The aircraft I typically fly is a trainer glider called the Twin II Acro. 50 knots is slow flight for that glider, and 80 knots is fast.
If the Twin II Acro is a Kia Picanto of gliders, then the Arcus M is something like a Porsche Boxter. It is a nimble, fast aircraft. It is capable of a range of different speeds depending on the flap settings.
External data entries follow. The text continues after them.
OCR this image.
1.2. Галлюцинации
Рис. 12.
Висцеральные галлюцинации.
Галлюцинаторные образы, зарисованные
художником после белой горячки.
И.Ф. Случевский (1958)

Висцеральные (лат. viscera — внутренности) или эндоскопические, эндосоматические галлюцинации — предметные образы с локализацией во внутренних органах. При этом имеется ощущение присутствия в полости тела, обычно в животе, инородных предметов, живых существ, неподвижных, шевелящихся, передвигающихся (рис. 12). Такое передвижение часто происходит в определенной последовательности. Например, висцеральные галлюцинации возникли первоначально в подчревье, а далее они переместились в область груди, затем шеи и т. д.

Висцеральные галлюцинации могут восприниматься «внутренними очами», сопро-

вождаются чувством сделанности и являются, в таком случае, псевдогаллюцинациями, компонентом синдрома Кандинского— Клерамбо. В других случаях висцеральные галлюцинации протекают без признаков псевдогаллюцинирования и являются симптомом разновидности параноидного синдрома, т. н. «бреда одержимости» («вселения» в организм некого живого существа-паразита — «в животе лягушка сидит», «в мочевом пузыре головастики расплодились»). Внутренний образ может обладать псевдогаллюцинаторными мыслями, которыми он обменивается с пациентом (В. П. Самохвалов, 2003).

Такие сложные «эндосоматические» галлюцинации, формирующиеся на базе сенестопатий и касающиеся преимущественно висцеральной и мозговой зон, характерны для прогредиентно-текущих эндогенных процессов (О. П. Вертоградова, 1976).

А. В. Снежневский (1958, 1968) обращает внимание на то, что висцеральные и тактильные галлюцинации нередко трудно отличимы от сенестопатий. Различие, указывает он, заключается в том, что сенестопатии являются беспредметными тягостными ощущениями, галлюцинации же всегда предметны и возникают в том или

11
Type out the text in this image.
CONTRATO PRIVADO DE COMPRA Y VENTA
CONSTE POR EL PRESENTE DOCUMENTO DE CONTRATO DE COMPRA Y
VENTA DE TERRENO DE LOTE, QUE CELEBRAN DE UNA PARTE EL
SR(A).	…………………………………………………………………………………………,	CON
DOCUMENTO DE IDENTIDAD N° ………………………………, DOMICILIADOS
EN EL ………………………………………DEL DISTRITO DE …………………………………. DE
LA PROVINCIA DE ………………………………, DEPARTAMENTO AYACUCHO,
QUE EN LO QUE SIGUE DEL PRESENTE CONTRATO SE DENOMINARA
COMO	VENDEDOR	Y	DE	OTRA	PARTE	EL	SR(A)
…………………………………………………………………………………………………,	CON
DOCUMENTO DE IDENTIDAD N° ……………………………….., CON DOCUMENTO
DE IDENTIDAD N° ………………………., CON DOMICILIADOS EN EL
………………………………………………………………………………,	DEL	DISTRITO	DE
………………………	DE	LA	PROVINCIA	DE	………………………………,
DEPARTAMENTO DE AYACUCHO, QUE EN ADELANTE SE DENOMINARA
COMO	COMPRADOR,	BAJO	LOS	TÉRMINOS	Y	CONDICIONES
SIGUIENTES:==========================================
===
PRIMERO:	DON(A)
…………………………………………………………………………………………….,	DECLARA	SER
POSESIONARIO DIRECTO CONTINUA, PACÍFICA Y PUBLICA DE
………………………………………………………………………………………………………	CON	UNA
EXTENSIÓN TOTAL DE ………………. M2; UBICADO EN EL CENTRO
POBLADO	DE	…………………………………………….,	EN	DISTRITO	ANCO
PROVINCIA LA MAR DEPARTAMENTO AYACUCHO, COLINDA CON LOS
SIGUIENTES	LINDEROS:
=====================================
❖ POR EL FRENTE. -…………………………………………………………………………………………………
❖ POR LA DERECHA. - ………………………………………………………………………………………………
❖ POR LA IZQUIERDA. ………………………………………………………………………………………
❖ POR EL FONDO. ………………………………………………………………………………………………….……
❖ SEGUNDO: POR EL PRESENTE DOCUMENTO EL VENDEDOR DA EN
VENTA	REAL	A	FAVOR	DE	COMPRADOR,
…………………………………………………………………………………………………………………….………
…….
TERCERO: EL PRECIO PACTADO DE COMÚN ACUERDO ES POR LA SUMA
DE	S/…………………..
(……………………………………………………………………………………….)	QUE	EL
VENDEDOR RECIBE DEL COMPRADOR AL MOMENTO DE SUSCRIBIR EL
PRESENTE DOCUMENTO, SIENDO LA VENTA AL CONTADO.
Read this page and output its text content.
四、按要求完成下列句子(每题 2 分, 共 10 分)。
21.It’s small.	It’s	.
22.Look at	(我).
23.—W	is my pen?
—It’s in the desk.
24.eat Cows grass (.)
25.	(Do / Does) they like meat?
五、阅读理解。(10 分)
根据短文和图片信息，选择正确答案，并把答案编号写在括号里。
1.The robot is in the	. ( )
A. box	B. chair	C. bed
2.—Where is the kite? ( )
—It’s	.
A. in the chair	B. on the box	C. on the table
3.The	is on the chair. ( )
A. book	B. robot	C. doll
The first task was to get to the actual start of the wave bar. This was a 15 minute flight from base, being towed behind the tow plane:
After the long tow out, the instructor handed the controls to me and we started flying along the wave. As the wind blows over the mountains, it gets pushed up. This creates a long bar of air, many kilometers in length, that is being pushed up higher in to the atmosphere. If you fly at right-angles to the wind, this allows the glider to steal energy from the atmosphere and use it either to climb or to accelerate and maintain a higher speed across the ground. The wave is usually marked by clouds just downwind of the area with the best lift. The clouds form as the moisture in the rising air condenses.
I was flying at 110 knots through one portion of the task, which is about the cruise speed of my PA28. Despite flying this fast, the glider was still climbing, such was the power of the wave. I still find this fact about gliding utterly bonkers. The fact that you can fly as fast or perhaps even faster than a powered aircraft while still maintaining a decent climb.
The mountain ridge runs all the way to the coast so if you follow the wave down you end up popping out over the ocean.
At the end of this section the instructor took control and did a chandelle to turn us around and head back towards base. Watch the video below for that bit of hooliganism!
The flight back involved going down the wave bar in the opposite direction. We tried to go to the next wave bar downwind of the mountains but found the lift was much weaker. We darted back through a gap in the clouds over to the wave bar we’d just been on:
Then it was just a question of riding the wave back home. With the wind behind us we achieved a mind-blowing 147 knots across the ground, which is about 170 miles an hour! Once again, you can’t help but be staggered by that. 170 miles an hour across the ground and you don’t have an engine running. The tow out took a good 15 minutes, but the flight back from the wave bar was about 6 minutes.
Then there was nothing left to do but for the instructor to land.
The landing was pretty smooth considering the amount of crosswind we had.
With our mission complete, I opened the canopy and hopped out of the plane. I can’t wait to do a task like that myself some day. What an adventure!